3 Jun 2011

Over Hill, Over Dale... and Thoughts Along the Way

In May, I went for a walk in northern England. A long walk: 110 miles (they still use miles there) along the Cleveland Way in the North York Moors National Park. The experience got me thinking about parks and landscapes and people.

After all, you've got to think about something when you're walking for 11 straight days!

Half of the walk lies along the escarpment, with heather-covered moors stretching out on one side and the broad, fertile Vale of York far below on the other side. The second half takes you along crumbling cliffs that tower above the sandy shore of the North Sea. Besides the cliffs and the moors, the park contains cities, towns, villages, highways, factories, farms, and evidence of human occupation from Stone Age burial mounds to abandoned industrial sites only a few decades old.

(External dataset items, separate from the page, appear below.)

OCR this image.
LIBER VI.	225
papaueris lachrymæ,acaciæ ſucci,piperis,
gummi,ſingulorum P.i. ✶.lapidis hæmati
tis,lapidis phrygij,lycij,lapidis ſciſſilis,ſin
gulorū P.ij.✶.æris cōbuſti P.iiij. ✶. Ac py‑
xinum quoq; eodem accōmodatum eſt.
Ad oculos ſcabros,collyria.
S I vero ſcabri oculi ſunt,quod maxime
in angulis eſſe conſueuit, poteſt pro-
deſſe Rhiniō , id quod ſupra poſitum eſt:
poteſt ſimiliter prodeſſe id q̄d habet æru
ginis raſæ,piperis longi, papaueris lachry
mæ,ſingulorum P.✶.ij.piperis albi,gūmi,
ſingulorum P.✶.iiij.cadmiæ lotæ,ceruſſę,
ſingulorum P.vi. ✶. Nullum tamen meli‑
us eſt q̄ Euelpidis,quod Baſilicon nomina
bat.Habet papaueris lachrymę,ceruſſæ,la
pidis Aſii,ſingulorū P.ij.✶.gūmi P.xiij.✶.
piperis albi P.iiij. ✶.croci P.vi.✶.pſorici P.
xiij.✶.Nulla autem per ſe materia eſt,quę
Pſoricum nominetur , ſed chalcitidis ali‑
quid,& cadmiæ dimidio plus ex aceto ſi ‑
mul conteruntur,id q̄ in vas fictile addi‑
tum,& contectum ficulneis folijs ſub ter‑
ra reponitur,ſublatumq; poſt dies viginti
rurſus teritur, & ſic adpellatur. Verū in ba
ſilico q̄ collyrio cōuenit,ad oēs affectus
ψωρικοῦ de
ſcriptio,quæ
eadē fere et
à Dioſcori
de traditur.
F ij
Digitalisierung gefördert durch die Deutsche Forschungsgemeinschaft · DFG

In Canada -- especially northern Canada -- we tend to think of parks as wilderness, as a way to preserve a landscape with as little evidence of people as possible. Take nothing but photographs, we urge users, and leave nothing but footprints (if that).

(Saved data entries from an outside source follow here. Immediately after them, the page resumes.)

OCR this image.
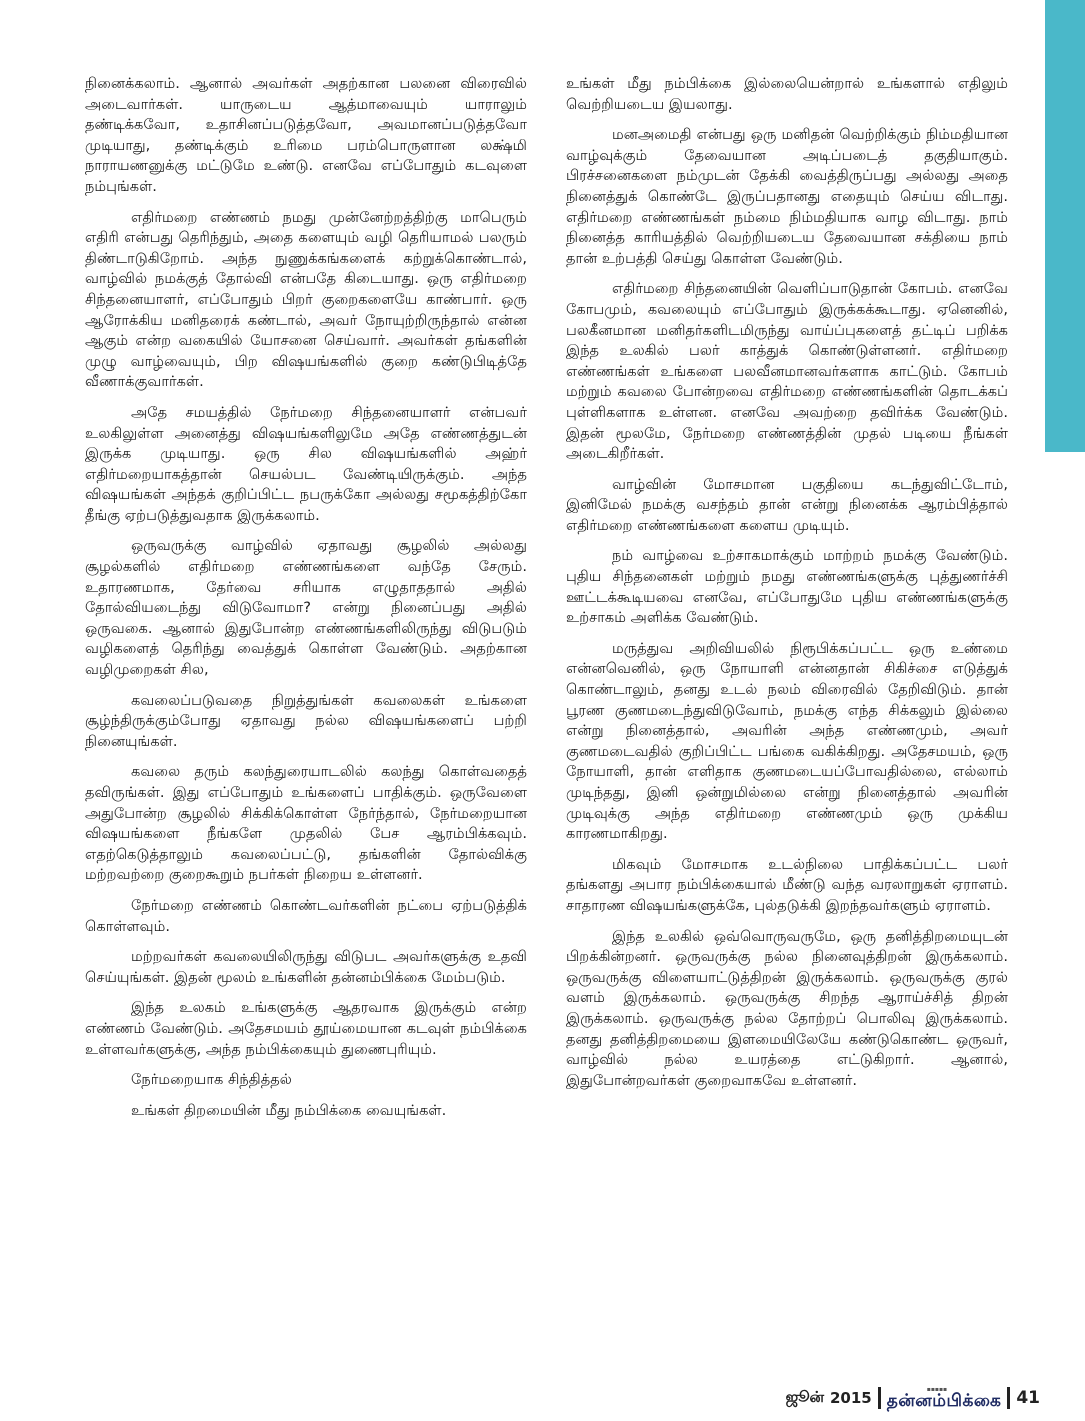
நினைக்கலாம். ஆனால் அவர்கள் அதற்கான பலனை விரைவில் அடைவார்கள். யாருடைய ஆத்மாவையும் யாராலும் தண்டிக்கவோ, உதாசினப்படுத்தவோ, அவமானப்படுத்தவோ முடியாது, தண்டிக்கும் உரிமை பரம்பொருளான லக்ஷ்மி நாராயணனுக்கு மட்டுமே உண்டு. எனவே எப்போதும் கடவுளை நம்புங்கள்.

எதிர்மறை எண்ணம் நமது முன்னேற்றத்திற்கு மாபெரும் எதிரி என்பது தெரிந்தும், அதை களையும் வழி தெரியாமல் பலரும் திண்டாடுகிறோம். அந்த நுணுக்கங்களைக் கற்றுக்கொண்டால், வாழ்வில் நமக்குத் தோல்வி என்பதே கிடையாது. ஒரு எதிர்மறை சிந்தனையாளர், எப்போதும் பிறர் குறைகளையே காண்பார். ஒரு ஆரோக்கிய மனிதரைக் கண்டால், அவர் நோயுற்றிருந்தால் என்ன ஆகும் என்ற வகையில் யோசனை செய்வார். அவர்கள் தங்களின் முழு வாழ்வையும், பிற விஷயங்களில் குறை கண்டுபிடித்தே வீணாக்குவார்கள்.

அதே சமயத்தில் நேர்மறை சிந்தனையாளர் என்பவர் உலகிலுள்ள அனைத்து விஷயங்களிலுமே அதே எண்ணத்துடன் இருக்க முடியாது. ஒரு சில விஷயங்களில் அஹ்ர் எதிர்மறையாகத்தான் செயல்பட வேண்டியிருக்கும். அந்த விஷயங்கள் அந்தக் குறிப்பிட்ட நபருக்கோ அல்லது சமூகத்திற்கோ தீங்கு ஏற்படுத்துவதாக இருக்கலாம்.

ஒருவருக்கு வாழ்வில் ஏதாவது சூழலில் அல்லது சூழல்களில் எதிர்மறை எண்ணங்களை வந்தே சேரும். உதாரணமாக, தேர்வை சரியாக எழுதாததால் அதில் தோல்வியடைந்து விடுவோமா? என்று நினைப்பது அதில் ஒருவகை. ஆனால் இதுபோன்ற எண்ணங்களிலிருந்து விடுபடும் வழிகளைத் தெரிந்து வைத்துக் கொள்ள வேண்டும். அதற்கான வழிமுறைகள் சில,

கவலைப்படுவதை நிறுத்துங்கள் கவலைகள் உங்களை சூழ்ந்திருக்கும்போது ஏதாவது நல்ல விஷயங்களைப் பற்றி நினையுங்கள்.

கவலை தரும் கலந்துரையாடலில் கலந்து கொள்வதைத் தவிருங்கள். இது எப்போதும் உங்களைப் பாதிக்கும். ஒருவேளை அதுபோன்ற சூழலில் சிக்கிக்கொள்ள நேர்ந்தால், நேர்மறையான விஷயங்களை நீங்களே முதலில் பேச ஆரம்பிக்கவும். எதற்கெடுத்தாலும் கவலைப்பட்டு, தங்களின் தோல்விக்கு மற்றவற்றை குறைகூறும் நபர்கள் நிறைய உள்ளனர்.

நேர்மறை எண்ணம் கொண்டவர்களின் நட்பை ஏற்படுத்திக் கொள்ளவும்.

மற்றவர்கள் கவலையிலிருந்து விடுபட அவர்களுக்கு உதவி செய்யுங்கள். இதன் மூலம் உங்களின் தன்னம்பிக்கை மேம்படும்.

இந்த உலகம் உங்களுக்கு ஆதரவாக இருக்கும் என்ற எண்ணம் வேண்டும். அதேசமயம் தூய்மையான கடவுள் நம்பிக்கை உள்ளவர்களுக்கு, அந்த நம்பிக்கையும் துணைபுரியும்.

நேர்மறையாக சிந்தித்தல்

உங்கள் திறமையின் மீது நம்பிக்கை வையுங்கள்.

உங்கள் மீது நம்பிக்கை இல்லையென்றால் உங்களால் எதிலும் வெற்றியடைய இயலாது.

மனஅமைதி என்பது ஒரு மனிதன் வெற்றிக்கும் நிம்மதியான வாழ்வுக்கும் தேவையான அடிப்படைத் தகுதியாகும். பிரச்சனைகளை நம்முடன் தேக்கி வைத்திருப்பது அல்லது அதை நினைத்துக் கொண்டே இருப்பதானது எதையும் செய்ய விடாது. எதிர்மறை எண்ணங்கள் நம்மை நிம்மதியாக வாழ விடாது. நாம் நினைத்த காரியத்தில் வெற்றியடைய தேவையான சக்தியை நாம் தான் உற்பத்தி செய்து கொள்ள வேண்டும்.

எதிர்மறை சிந்தனையின் வெளிப்பாடுதான் கோபம். எனவே கோபமும், கவலையும் எப்போதும் இருக்கக்கூடாது. ஏனெனில், பலகீனமான மனிதர்களிடமிருந்து வாய்ப்புகளைத் தட்டிப் பறிக்க இந்த உலகில் பலர் காத்துக் கொண்டுள்ளனர். எதிர்மறை எண்ணங்கள் உங்களை பலவீனமானவர்களாக காட்டும். கோபம் மற்றும் கவலை போன்றவை எதிர்மறை எண்ணங்களின் தொடக்கப் புள்ளிகளாக உள்ளன. எனவே அவற்றை தவிர்க்க வேண்டும். இதன் மூலமே, நேர்மறை எண்ணத்தின் முதல் படியை நீங்கள் அடைகிறீர்கள்.

வாழ்வின் மோசமான பகுதியை கடந்துவிட்டோம், இனிமேல் நமக்கு வசந்தம் தான் என்று நினைக்க ஆரம்பித்தால் எதிர்மறை எண்ணங்களை களைய முடியும்.

நம் வாழ்வை உற்சாகமாக்கும் மாற்றம் நமக்கு வேண்டும். புதிய சிந்தனைகள் மற்றும் நமது எண்ணங்களுக்கு புத்துணர்ச்சி ஊட்டக்கூடியவை எனவே, எப்போதுமே புதிய எண்ணங்களுக்கு உற்சாகம் அளிக்க வேண்டும்.

மருத்துவ அறிவியலில் நிரூபிக்கப்பட்ட ஒரு உண்மை என்னவெனில், ஒரு நோயாளி என்னதான் சிகிச்சை எடுத்துக் கொண்டாலும், தனது உடல் நலம் விரைவில் தேறிவிடும். தான் பூரண குணமடைந்துவிடுவோம், நமக்கு எந்த சிக்கலும் இல்லை என்று நினைத்தால், அவரின் அந்த எண்ணமும், அவர் குணமடைவதில் குறிப்பிட்ட பங்கை வகிக்கிறது. அதேசமயம், ஒரு நோயாளி, தான் எளிதாக குணமடையப்போவதில்லை, எல்லாம் முடிந்தது, இனி ஒன்றுமில்லை என்று நினைத்தால் அவரின் முடிவுக்கு அந்த எதிர்மறை எண்ணமும் ஒரு முக்கிய காரணமாகிறது.

மிகவும் மோசமாக உடல்நிலை பாதிக்கப்பட்ட பலர் தங்களது அபார நம்பிக்கையால் மீண்டு வந்த வரலாறுகள் ஏராளம். சாதாரண விஷயங்களுக்கே, புல்தடுக்கி இறந்தவர்களும் ஏராளம்.

இந்த உலகில் ஒவ்வொருவருமே, ஒரு தனித்திறமையுடன் பிறக்கின்றனர். ஒருவருக்கு நல்ல நினைவுத்திறன் இருக்கலாம். ஒருவருக்கு விளையாட்டுத்திறன் இருக்கலாம். ஒருவருக்கு குரல் வளம் இருக்கலாம். ஒருவருக்கு சிறந்த ஆராய்ச்சித் திறன் இருக்கலாம். ஒருவருக்கு நல்ல தோற்றப் பொலிவு இருக்கலாம். தனது தனித்திறமையை இளமையிலேயே கண்டுகொண்ட ஒருவர், வாழ்வில் நல்ல உயரத்தை எட்டுகிறார். ஆனால், இதுபோன்றவர்கள் குறைவாகவே உள்ளனர்.

ஜூன் 2015	▪▪▪▪▪
தன்னம்பிக்கை 41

The North York Moors National Park is a different beast entirely. It covers an area slightly larger than Kootenay National Park in British Columbia, but this is not a wilderness park. Even its wildest places were shaped by humans.

Ten thousand years ago, the treeless, tundra-like plateau of the moors was a thick forest that provided a living for Stone Age hunters and gatherers. Then, about 4000 years ago, Bronze Age farmers arrived. They cut down the trees to plant crops and set their animals to graze the land. By the time they left, 2500 years ago, the forest was gone and the soil was drained of nutrients. Heather, which cares nothing for depleted soil, moved in and took over.

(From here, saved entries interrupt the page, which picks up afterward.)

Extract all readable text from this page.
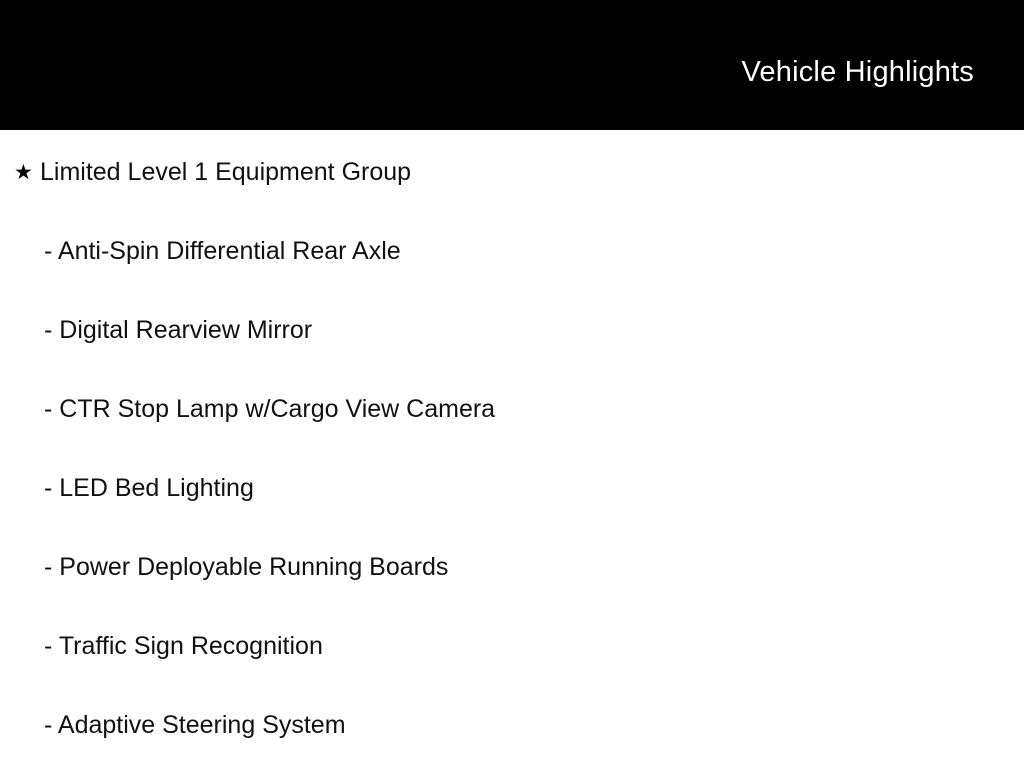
Vehicle Highlights
★ Limited Level 1 Equipment Group
- Anti-Spin Differential Rear Axle
- Digital Rearview Mirror
- CTR Stop Lamp w/Cargo View Camera
- LED Bed Lighting
- Power Deployable Running Boards
- Traffic Sign Recognition
- Adaptive Steering System
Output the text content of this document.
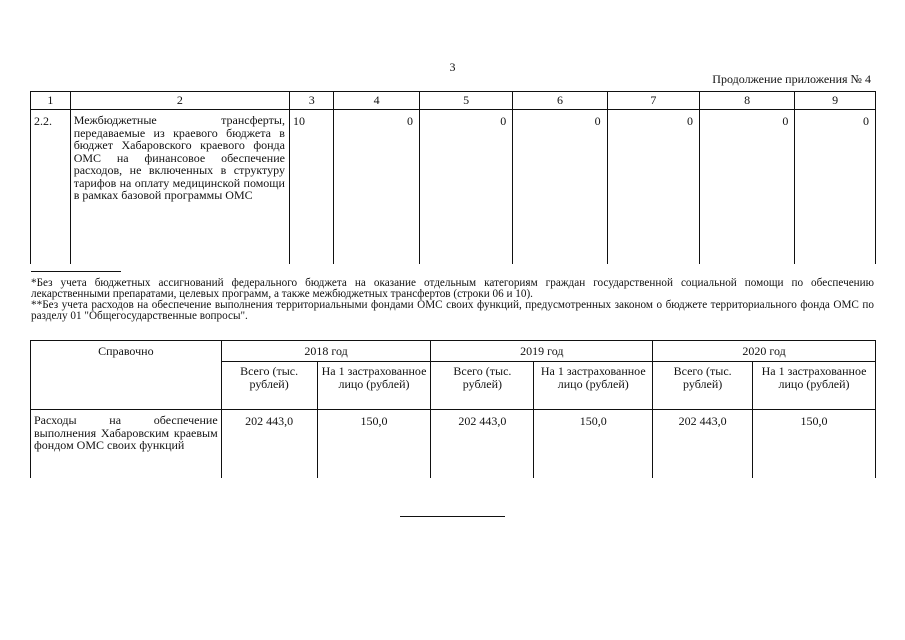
3
Продолжение приложения № 4
1	2	3	4	5	6	7	8	9
2.2.	Межбюджетные трансферты, передаваемые из краевого бюджета в бюджет Хабаровского краевого фонда ОМС на финансовое обеспечение расходов, не включенных в структуру тарифов на оплату медицинской помощи в рамках базовой программы ОМС	10	0	0	0	0	0	0
*Без учета бюджетных ассигнований федерального бюджета на оказание отдельным категориям граждан государственной социальной помощи по обеспечению лекарственными препаратами, целевых программ, а также межбюджетных трансфертов (строки 06 и 10).
**Без учета расходов на обеспечение выполнения территориальными фондами ОМС своих функций, предусмотренных законом о бюджете территориального фонда ОМС по разделу 01 "Общегосударственные вопросы".
Справочно	2018 год		2019 год		2020 год	
	Всего (тыс. рублей)	На 1 застрахованное лицо (рублей)	Всего (тыс. рублей)	На 1 застрахованное лицо (рублей)	Всего (тыс. рублей)	На 1 застрахованное лицо (рублей)
Расходы на обеспечение выполнения Хабаровским краевым фондом ОМС своих функций	202 443,0	150,0	202 443,0	150,0	202 443,0	150,0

Today, the heather moorland -- with its population of nesting birds, adders, small mammals, hikers, and 30,000 domestic sheep -- is preserved just as carefully as we preserve our boreal forest and native grasslands. It's a landscape that was shaped by geology, climate, and the actions of the creatures that are part of it, including people. The park celebrates all of that heritage.

The North York Moors National Park reminded me that a natural landscape includes humans. We are not separate from nature, but part of it -- just another species in the planetary ecosystem. We leave our mark on it just as other species do. And, just like them, we have to live with the consequences.

Basically, we're all in this together.

As I said, you've got to think of something when you're walking all day, every day!